The number of new caps being added is the main why I didn't just add another 
one.
On the other hand, we have room for a few billion caps, so one more isn't a big
deal.  So yeah, KVM_CAP_GUEST_MEMFD is probably the way to go.
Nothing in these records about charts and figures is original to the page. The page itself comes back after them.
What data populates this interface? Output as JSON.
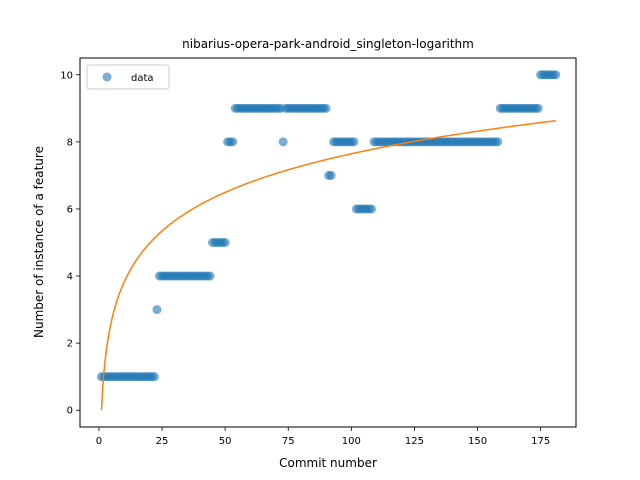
{
  "chart_data": {
    "type": "scatter",
    "title": "nibarius-opera-park-android_singleton-logarithm",
    "xlabel": "Commit number",
    "ylabel": "Number of instance of a feature",
    "xlim": [
      -7.5,
      189
    ],
    "ylim": [
      -0.5,
      10.5
    ],
    "xticks": [
      0,
      25,
      50,
      75,
      100,
      125,
      150,
      175
    ],
    "yticks": [
      0,
      2,
      4,
      6,
      8,
      10
    ],
    "grid": false,
    "legend": {
      "position": "top-left",
      "entries": [
        "data"
      ]
    },
    "colors": {
      "data": "#1f77b4",
      "fit": "#ff7f0e"
    },
    "series": [
      {
        "name": "data",
        "kind": "scatter",
        "segments": [
          {
            "x_from": 1,
            "x_to": 22,
            "y": 1
          },
          {
            "x_from": 23,
            "x_to": 23,
            "y": 3
          },
          {
            "x_from": 24,
            "x_to": 44,
            "y": 4
          },
          {
            "x_from": 45,
            "x_to": 50,
            "y": 5
          },
          {
            "x_from": 51,
            "x_to": 53,
            "y": 8
          },
          {
            "x_from": 54,
            "x_to": 72,
            "y": 9
          },
          {
            "x_from": 73,
            "x_to": 73,
            "y": 8
          },
          {
            "x_from": 74,
            "x_to": 90,
            "y": 9
          },
          {
            "x_from": 91,
            "x_to": 92,
            "y": 7
          },
          {
            "x_from": 93,
            "x_to": 101,
            "y": 8
          },
          {
            "x_from": 102,
            "x_to": 108,
            "y": 6
          },
          {
            "x_from": 109,
            "x_to": 158,
            "y": 8
          },
          {
            "x_from": 159,
            "x_to": 174,
            "y": 9
          },
          {
            "x_from": 175,
            "x_to": 181,
            "y": 10
          }
        ]
      },
      {
        "kind": "line",
        "function": "a*ln(x)",
        "a": 1.66,
        "x_range": [
          1,
          181
        ]
      }
    ]
  }
}
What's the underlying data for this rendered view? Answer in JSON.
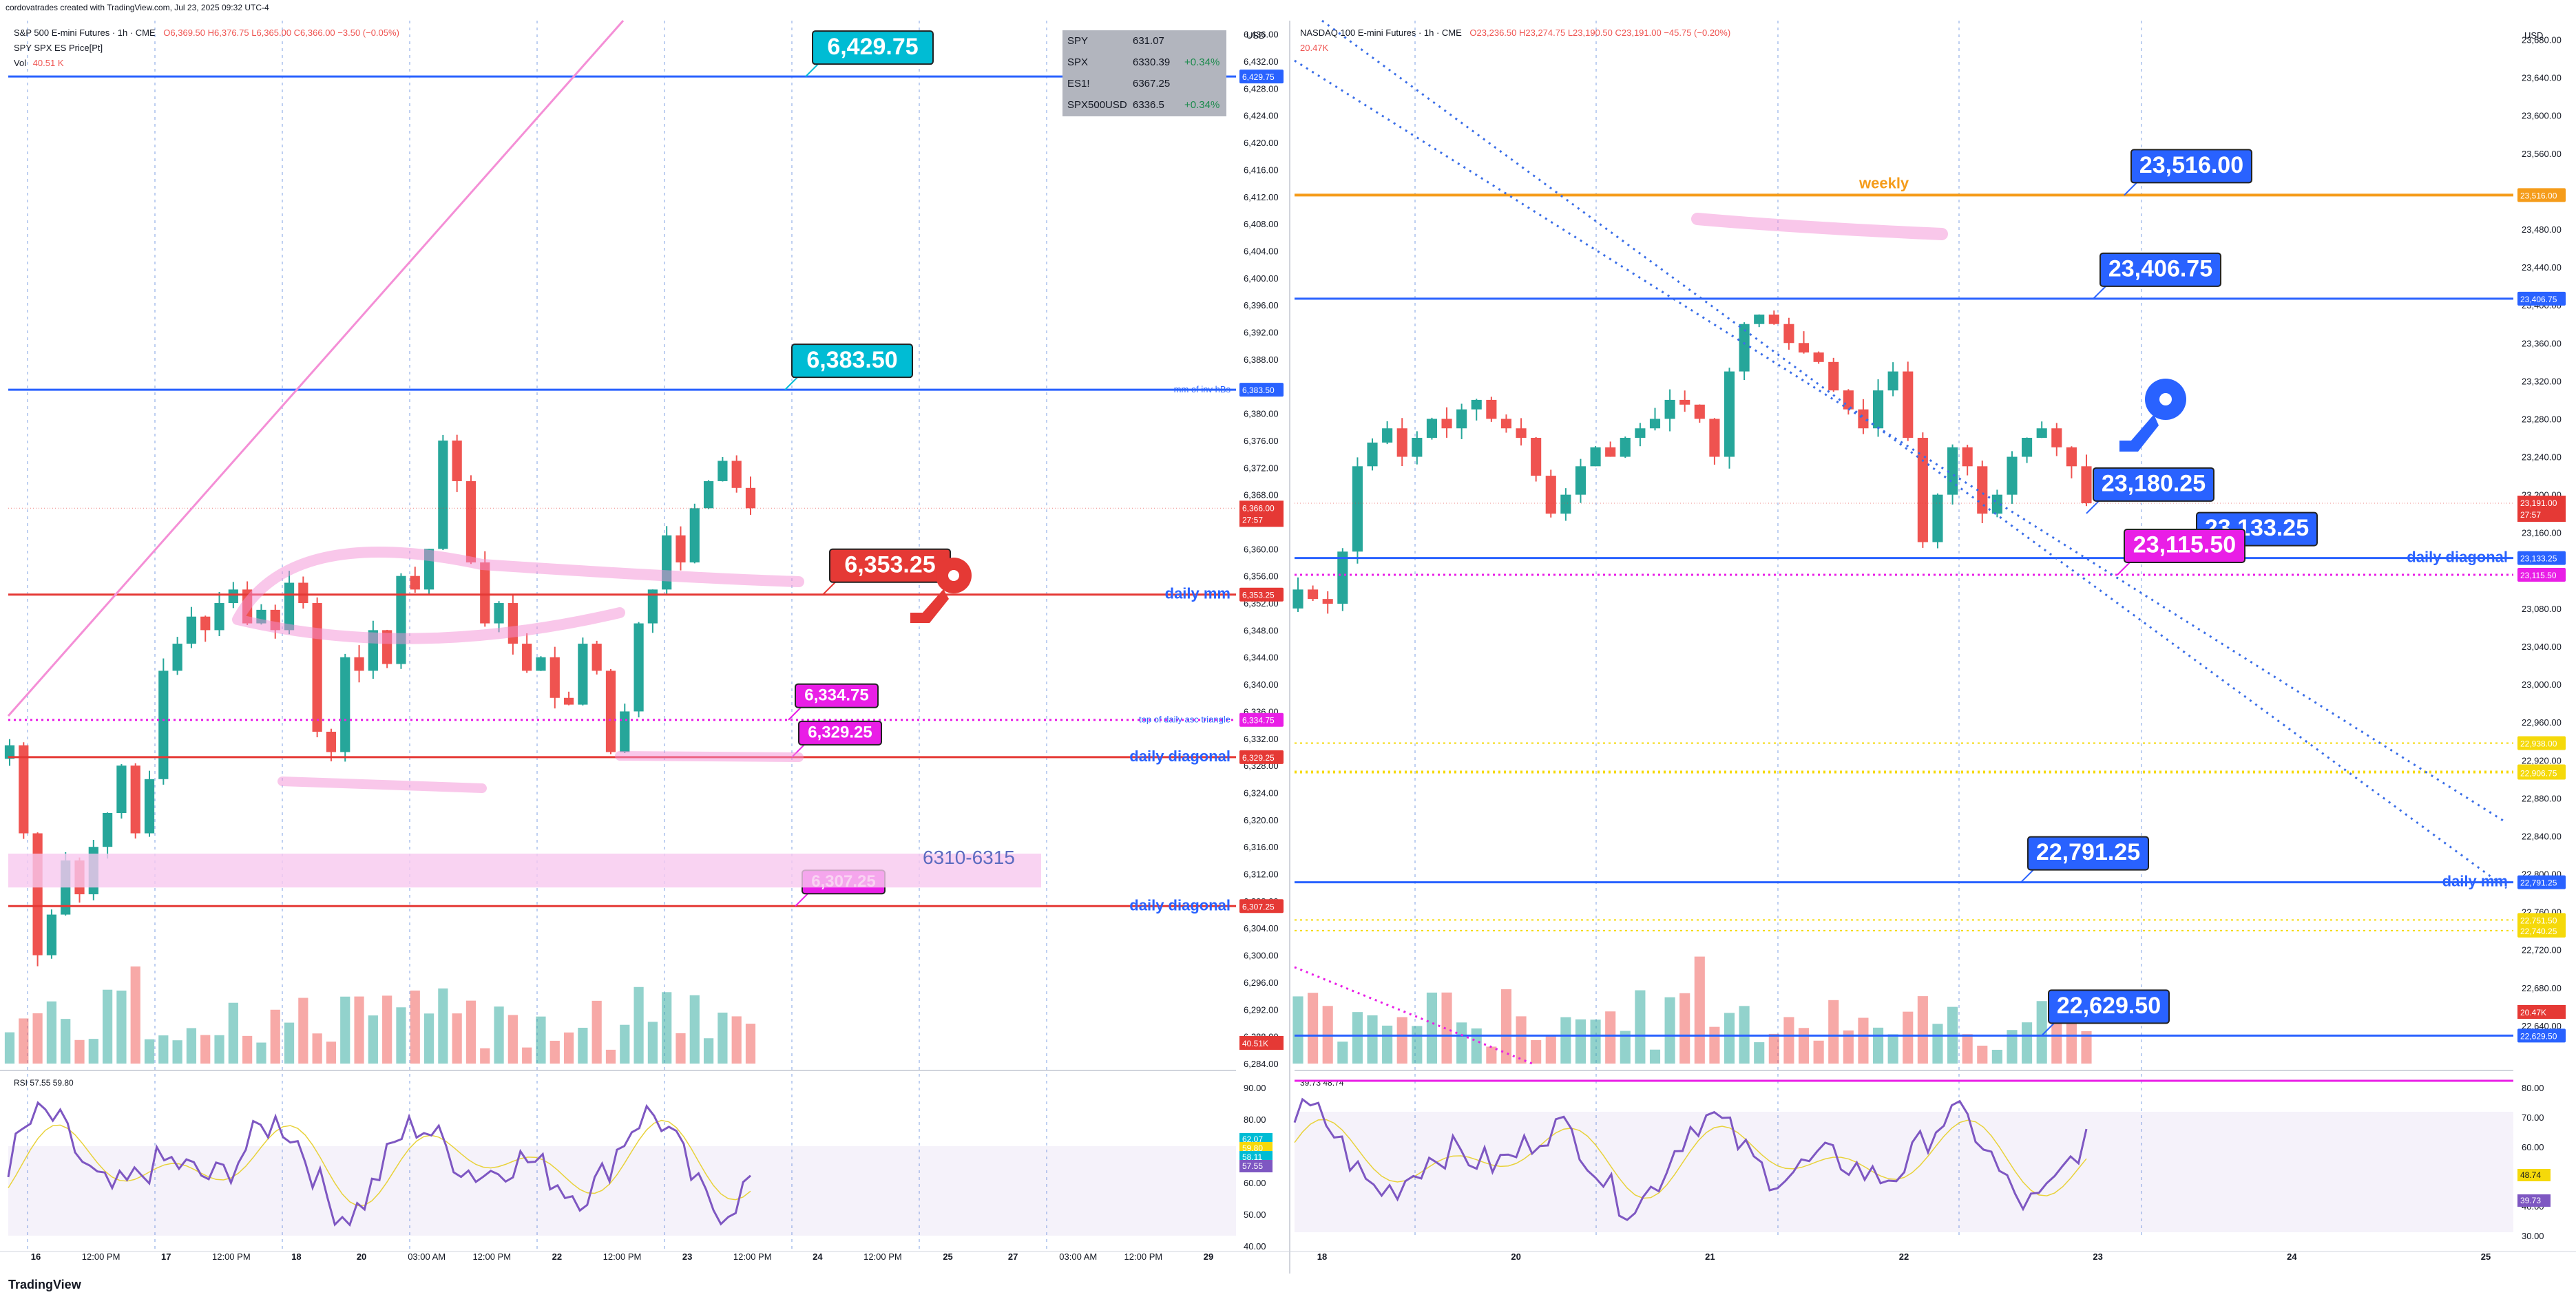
{
  "header": {
    "attribution": "cordovatrades created with TradingView.com, Jul 23, 2025 09:32 UTC-4",
    "left_symbol": "S&P 500 E-mini Futures · 1h · CME",
    "left_ohlc": "O6,369.50  H6,376.75  L6,365.00  C6,366.00  −3.50 (−0.05%)",
    "left_sub1": "SPY SPX ES Price[Pt]",
    "left_vol_label": "Vol",
    "left_vol_value": "40.51 K",
    "right_symbol": "NASDAQ 100 E-mini Futures · 1h · CME",
    "right_ohlc": "O23,236.50  H23,274.75  L23,190.50  C23,191.00  −45.75 (−0.20%)",
    "right_vol_value": "20.47K",
    "currency": "USD",
    "footer_brand": "TradingView"
  },
  "colors": {
    "up": "#26a69a",
    "down": "#ef5350",
    "blue_line": "#2962ff",
    "red_line": "#e53935",
    "magenta": "#e91ee6",
    "orange": "#f59c1a",
    "yellow": "#f5d90a",
    "rsi": "#7e57c2",
    "cyan_label": "#00bcd4",
    "blue_label": "#2962ff"
  },
  "watchlist": [
    {
      "sym": "SPY",
      "price": "631.07",
      "chg": ""
    },
    {
      "sym": "SPX",
      "price": "6330.39",
      "chg": "+0.34%"
    },
    {
      "sym": "ES1!",
      "price": "6367.25",
      "chg": ""
    },
    {
      "sym": "SPX500USD",
      "price": "6336.5",
      "chg": "+0.34%"
    }
  ],
  "chart_data": [
    {
      "type": "line",
      "title": "S&P 500 E-mini Futures · 1h · CME",
      "ylim": [
        6284,
        6438
      ],
      "y_ticks": [
        "6,436.00",
        "6,432.00",
        "6,428.00",
        "6,424.00",
        "6,420.00",
        "6,416.00",
        "6,412.00",
        "6,408.00",
        "6,404.00",
        "6,400.00",
        "6,396.00",
        "6,392.00",
        "6,388.00",
        "6,384.00",
        "6,380.00",
        "6,376.00",
        "6,372.00",
        "6,368.00",
        "6,364.00",
        "6,360.00",
        "6,356.00",
        "6,352.00",
        "6,348.00",
        "6,344.00",
        "6,340.00",
        "6,336.00",
        "6,332.00",
        "6,328.00",
        "6,324.00",
        "6,320.00",
        "6,316.00",
        "6,312.00",
        "6,308.00",
        "6,304.00",
        "6,300.00",
        "6,296.00",
        "6,292.00",
        "6,288.00",
        "6,284.00"
      ],
      "x_ticks": [
        "16",
        "12:00 PM",
        "17",
        "12:00 PM",
        "18",
        "20",
        "03:00 AM",
        "12:00 PM",
        "22",
        "12:00 PM",
        "23",
        "12:00 PM",
        "24",
        "12:00 PM",
        "25",
        "27",
        "03:00 AM",
        "12:00 PM",
        "29"
      ],
      "levels": [
        {
          "value": 6429.75,
          "label": "6,429.75",
          "axis": "6,429.75",
          "style": "blue",
          "note": ""
        },
        {
          "value": 6383.5,
          "label": "6,383.50",
          "axis": "6,383.50",
          "style": "blue",
          "note": "mm of inv hBs"
        },
        {
          "value": 6353.25,
          "label": "6,353.25",
          "axis": "6,353.25",
          "style": "red",
          "note": "daily mm"
        },
        {
          "value": 6334.75,
          "label": "6,334.75",
          "axis": "6,334.75",
          "style": "magenta-dotted",
          "note": "top of daily asc triangle"
        },
        {
          "value": 6329.25,
          "label": "6,329.25",
          "axis": "6,329.25",
          "style": "red",
          "note": "daily diagonal"
        },
        {
          "value": 6307.25,
          "label": "6,307.25",
          "axis": "6,307.25",
          "style": "red",
          "note": "daily diagonal"
        }
      ],
      "zone_label": "6310-6315",
      "current_price": "6,366.00",
      "countdown": "27:57",
      "vol_axis": "40.51K",
      "closes": [
        6331,
        6318,
        6300,
        6306,
        6314,
        6309,
        6316,
        6321,
        6328,
        6318,
        6326,
        6342,
        6346,
        6350,
        6348,
        6352,
        6354,
        6349,
        6351,
        6348,
        6355,
        6352,
        6333,
        6330,
        6344,
        6342,
        6348,
        6343,
        6356,
        6354,
        6360,
        6376,
        6370,
        6358,
        6349,
        6352,
        6346,
        6342,
        6344,
        6338,
        6337,
        6346,
        6342,
        6330,
        6336,
        6349,
        6354,
        6362,
        6358,
        6366,
        6370,
        6373,
        6369,
        6366
      ]
    },
    {
      "type": "line",
      "title": "NASDAQ 100 E-mini Futures · 1h · CME",
      "ylim": [
        22600,
        23700
      ],
      "y_ticks": [
        "23,680.00",
        "23,640.00",
        "23,600.00",
        "23,560.00",
        "23,520.00",
        "23,480.00",
        "23,440.00",
        "23,400.00",
        "23,360.00",
        "23,320.00",
        "23,280.00",
        "23,240.00",
        "23,200.00",
        "23,160.00",
        "23,120.00",
        "23,080.00",
        "23,040.00",
        "23,000.00",
        "22,960.00",
        "22,920.00",
        "22,880.00",
        "22,840.00",
        "22,800.00",
        "22,760.00",
        "22,720.00",
        "22,680.00",
        "22,640.00"
      ],
      "x_ticks": [
        "18",
        "20",
        "21",
        "22",
        "23",
        "24",
        "25"
      ],
      "levels": [
        {
          "value": 23516.0,
          "label": "23,516.00",
          "axis": "23,516.00",
          "style": "orange",
          "note": "weekly"
        },
        {
          "value": 23406.75,
          "label": "23,406.75",
          "axis": "23,406.75",
          "style": "blue",
          "note": ""
        },
        {
          "value": 23180.25,
          "label": "23,180.25",
          "axis": "",
          "style": "label",
          "note": ""
        },
        {
          "value": 23133.25,
          "label": "23,133.25",
          "axis": "23,133.25",
          "style": "blue",
          "note": "daily diagonal"
        },
        {
          "value": 23115.5,
          "label": "23,115.50",
          "axis": "23,115.50",
          "style": "magenta-dotted",
          "note": ""
        },
        {
          "value": 22938.0,
          "label": "",
          "axis": "22,938.00",
          "style": "yellow",
          "note": ""
        },
        {
          "value": 22908.25,
          "label": "",
          "axis": "22,908.25",
          "style": "yellow",
          "note": ""
        },
        {
          "value": 22906.75,
          "label": "",
          "axis": "22,906.75",
          "style": "yellow",
          "note": ""
        },
        {
          "value": 22791.25,
          "label": "22,791.25",
          "axis": "22,791.25",
          "style": "blue",
          "note": "daily mm"
        },
        {
          "value": 22751.5,
          "label": "",
          "axis": "22,751.50",
          "style": "yellow",
          "note": ""
        },
        {
          "value": 22740.25,
          "label": "",
          "axis": "22,740.25",
          "style": "yellow",
          "note": ""
        },
        {
          "value": 22629.5,
          "label": "22,629.50",
          "axis": "22,629.50",
          "style": "blue",
          "note": ""
        }
      ],
      "current_price": "23,191.00",
      "countdown": "27:57",
      "vol_axis": "20.47K",
      "closes": [
        23100,
        23090,
        23085,
        23140,
        23230,
        23255,
        23270,
        23240,
        23260,
        23280,
        23270,
        23290,
        23300,
        23280,
        23270,
        23260,
        23220,
        23180,
        23200,
        23230,
        23250,
        23240,
        23260,
        23270,
        23280,
        23300,
        23295,
        23280,
        23240,
        23330,
        23380,
        23390,
        23380,
        23360,
        23350,
        23340,
        23310,
        23290,
        23270,
        23310,
        23330,
        23260,
        23150,
        23200,
        23250,
        23230,
        23180,
        23200,
        23240,
        23260,
        23270,
        23250,
        23230,
        23191
      ]
    }
  ],
  "rsi": {
    "left": {
      "label": "RSI",
      "value": "57.55",
      "ma": "59.80",
      "ticks": [
        "90.00",
        "80.00",
        "70.00",
        "60.00",
        "50.00",
        "40.00"
      ],
      "axis_labels": [
        "62.07",
        "59.80",
        "58.11",
        "57.55"
      ]
    },
    "right": {
      "value": "39.73",
      "ma": "48.74",
      "ticks": [
        "80.00",
        "70.00",
        "60.00",
        "50.00",
        "40.00",
        "30.00"
      ],
      "axis_labels": [
        "48.74",
        "39.73"
      ]
    }
  }
}
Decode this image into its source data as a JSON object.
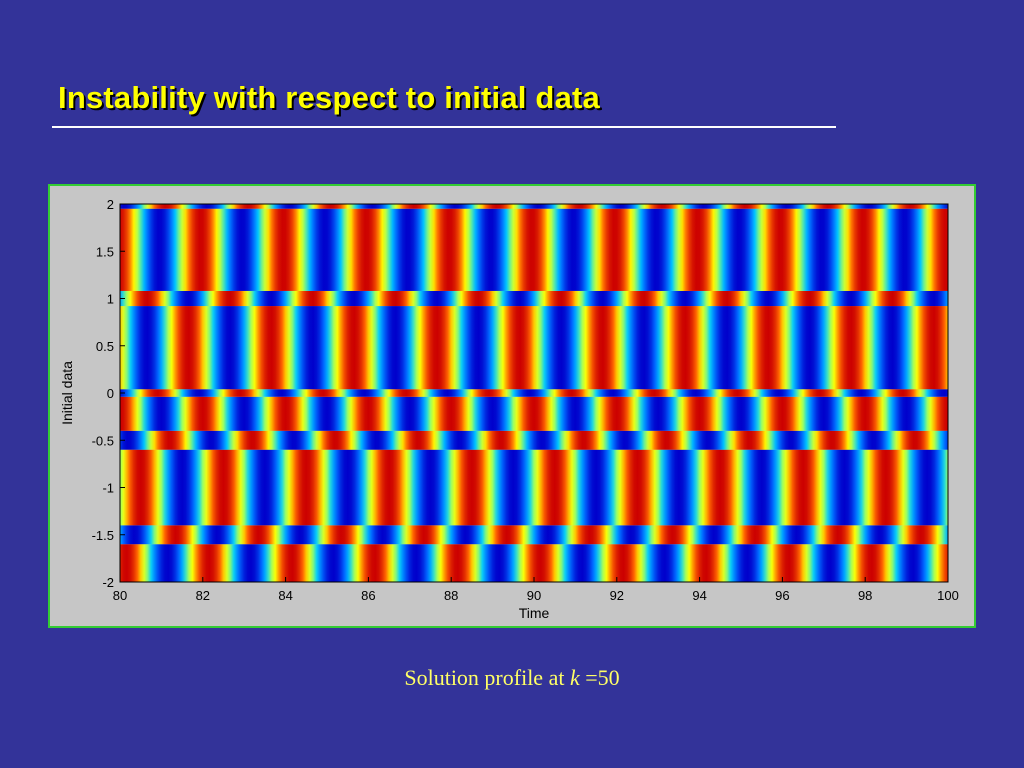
{
  "slide": {
    "title": "Instability with respect to initial data",
    "caption_prefix": "Solution profile at ",
    "caption_var": "k",
    "caption_suffix": " =50"
  },
  "chart_data": {
    "type": "heatmap",
    "title": "",
    "xlabel": "Time",
    "ylabel": "Initial data",
    "xlim": [
      80,
      100
    ],
    "ylim": [
      -2,
      2
    ],
    "xticks": [
      "80",
      "82",
      "84",
      "86",
      "88",
      "90",
      "92",
      "94",
      "96",
      "98",
      "100"
    ],
    "yticks": [
      "-2",
      "-1.5",
      "-1",
      "-0.5",
      "0",
      "0.5",
      "1",
      "1.5",
      "2"
    ],
    "colormap": "jet",
    "colormap_colors": [
      "#0000cc",
      "#0066ff",
      "#00ccff",
      "#99ff66",
      "#ffff00",
      "#ff6600",
      "#cc0000"
    ],
    "period": 2.0,
    "bands": [
      {
        "y": [
          -2.0,
          -1.6
        ],
        "phase": 0.35,
        "amp": 1.0
      },
      {
        "y": [
          -1.6,
          -1.4
        ],
        "phase": 1.15,
        "amp": 1.0
      },
      {
        "y": [
          -1.4,
          -0.6
        ],
        "phase": 0.0,
        "amp": 1.0
      },
      {
        "y": [
          -0.6,
          -0.4
        ],
        "phase": 1.3,
        "amp": 1.0
      },
      {
        "y": [
          -0.4,
          -0.04
        ],
        "phase": 0.5,
        "amp": 1.0
      },
      {
        "y": [
          -0.04,
          0.04
        ],
        "phase": 1.6,
        "amp": 1.0
      },
      {
        "y": [
          0.04,
          0.92
        ],
        "phase": 0.85,
        "amp": 1.0
      },
      {
        "y": [
          0.92,
          1.08
        ],
        "phase": 1.85,
        "amp": 1.0
      },
      {
        "y": [
          1.08,
          1.95
        ],
        "phase": 0.55,
        "amp": 1.0
      },
      {
        "y": [
          1.95,
          2.0
        ],
        "phase": 1.4,
        "amp": 1.0
      }
    ]
  }
}
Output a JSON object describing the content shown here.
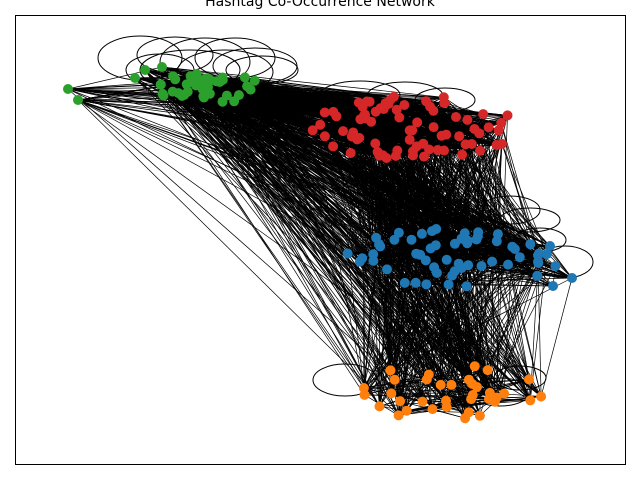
{
  "chart_data": {
    "type": "network",
    "title": "Hashtag Co-Occurrence Network",
    "node_color_groups": [
      {
        "color": "#2ca02c",
        "node_count": 45
      },
      {
        "color": "#d62728",
        "node_count": 75
      },
      {
        "color": "#1f77b4",
        "node_count": 60
      },
      {
        "color": "#ff7f0e",
        "node_count": 35
      }
    ],
    "edge_color": "#000000",
    "node_labels_shown": false,
    "self_loops_shown": true,
    "axes_frame": true,
    "ticks_shown": false,
    "legend": "none"
  }
}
Re: [RFC PATCH v11 12/29] KVM: Add KVM_CREATE_GUEST_MEMFD ioctl() for guest-specific backing memory

2023-07-19 Thread Vishal Annapurve
On Tue, Jul 18, 2023 at 4:49 PM Sean Christopherson  wrote:
> ...
> +static int kvm_gmem_error_page(struct address_space *mapping, struct page 
> *page)
> +{
> +   struct list_head *gmem_list = >private_list;
> +   struct kvm_memory_slot *slot;
> +   struct kvm_gmem *gmem;
> +   unsigned long index;
> +   pgoff_t start, end;
> +   gfn_t gfn;
> +
> +   filemap_invalidate_lock_shared(mapping);
> +
> +   start = page->index;
> +   end = start + thp_nr_pages(page);
> +
> +   list_for_each_entry(gmem, gmem_list, entry) {
> +   xa_for_each_range(>bindings, index, slot, start, end - 
> 1) {
> +   for (gfn = start; gfn < end; gfn++) {
> +   if (WARN_ON_ONCE(gfn < slot->base_gfn ||
> +   gfn >= slot->base_gfn + 
> slot->npages))
> +   continue;
> +
> +   /*
> +* FIXME: Tell userspace that the *private*
> +* memory encountered an error.
> +*/
> +   send_sig_mceerr(BUS_MCEERR_AR,
> +   (void __user 
> *)gfn_to_hva_memslot(slot, gfn),
> +   PAGE_SHIFT, current);

Does it make sense to replicate what happens with MCE handling on
tmpfs backed guest memory:
1) Unmap gpa from guest
2) On the next guest EPT fault, exit to userspace to handle/log the
mce error for the gpa.

IIUC, such MCEs could be asynchronous and "current" might not always
be the intended recipient of this signal.

> +   }
> +   }
> +   }
> +
> +   filemap_invalidate_unlock_shared(mapping);
> +
> +   return 0;
> +}
> +


Re: [RFC PATCH v11 12/29] KVM: Add KVM_CREATE_GUEST_MEMFD ioctl() for guest-specific backing memory

2023-07-19 Thread Sean Christopherson
On Wed, Jul 19, 2023, Vishal Annapurve wrote:
> On Tue, Jul 18, 2023 at 4:49 PM Sean Christopherson  wrote:
> > ...
> > +static int kvm_gmem_error_page(struct address_space *mapping, struct page 
> > *page)
> > +{
> > +   struct list_head *gmem_list = >private_list;
> > +   struct kvm_memory_slot *slot;
> > +   struct kvm_gmem *gmem;
> > +   unsigned long index;
> > +   pgoff_t start, end;
> > +   gfn_t gfn;
> > +
> > +   filemap_invalidate_lock_shared(mapping);
> > +
> > +   start = page->index;
> > +   end = start + thp_nr_pages(page);
> > +
> > +   list_for_each_entry(gmem, gmem_list, entry) {
> > +   xa_for_each_range(>bindings, index, slot, start, end 
> > - 1) {
> > +   for (gfn = start; gfn < end; gfn++) {
> > +   if (WARN_ON_ONCE(gfn < slot->base_gfn ||
> > +   gfn >= slot->base_gfn + 
> > slot->npages))
> > +   continue;
> > +
> > +   /*
> > +* FIXME: Tell userspace that the *private*
> > +* memory encountered an error.
> > +*/
> > +   send_sig_mceerr(BUS_MCEERR_AR,
> > +   (void __user 
> > *)gfn_to_hva_memslot(slot, gfn),
> > +   PAGE_SHIFT, current);
> 
> Does it make sense to replicate what happens with MCE handling on
> tmpfs backed guest memory:
> 1) Unmap gpa from guest
> 2) On the next guest EPT fault, exit to userspace to handle/log the
> mce error for the gpa.

Hmm, yes, that would be much better.  Ah, and kvm_gmem_get_pfn() needs to check
folio_test_hwpoison() and potentially PageHWPoison().  E.g. if the folio is 
huge,
KVM needs to restrict the mapping to order-0 (target page isn't poisoned), or
return KVM_PFN_ERR_HWPOISON (taget page IS poisoned).

Alternatively, KVM could punch a hole in kvm_gmem_error_page(), but I don't 
think
we want to do that because that would prevent forwarding the #MC to the guest.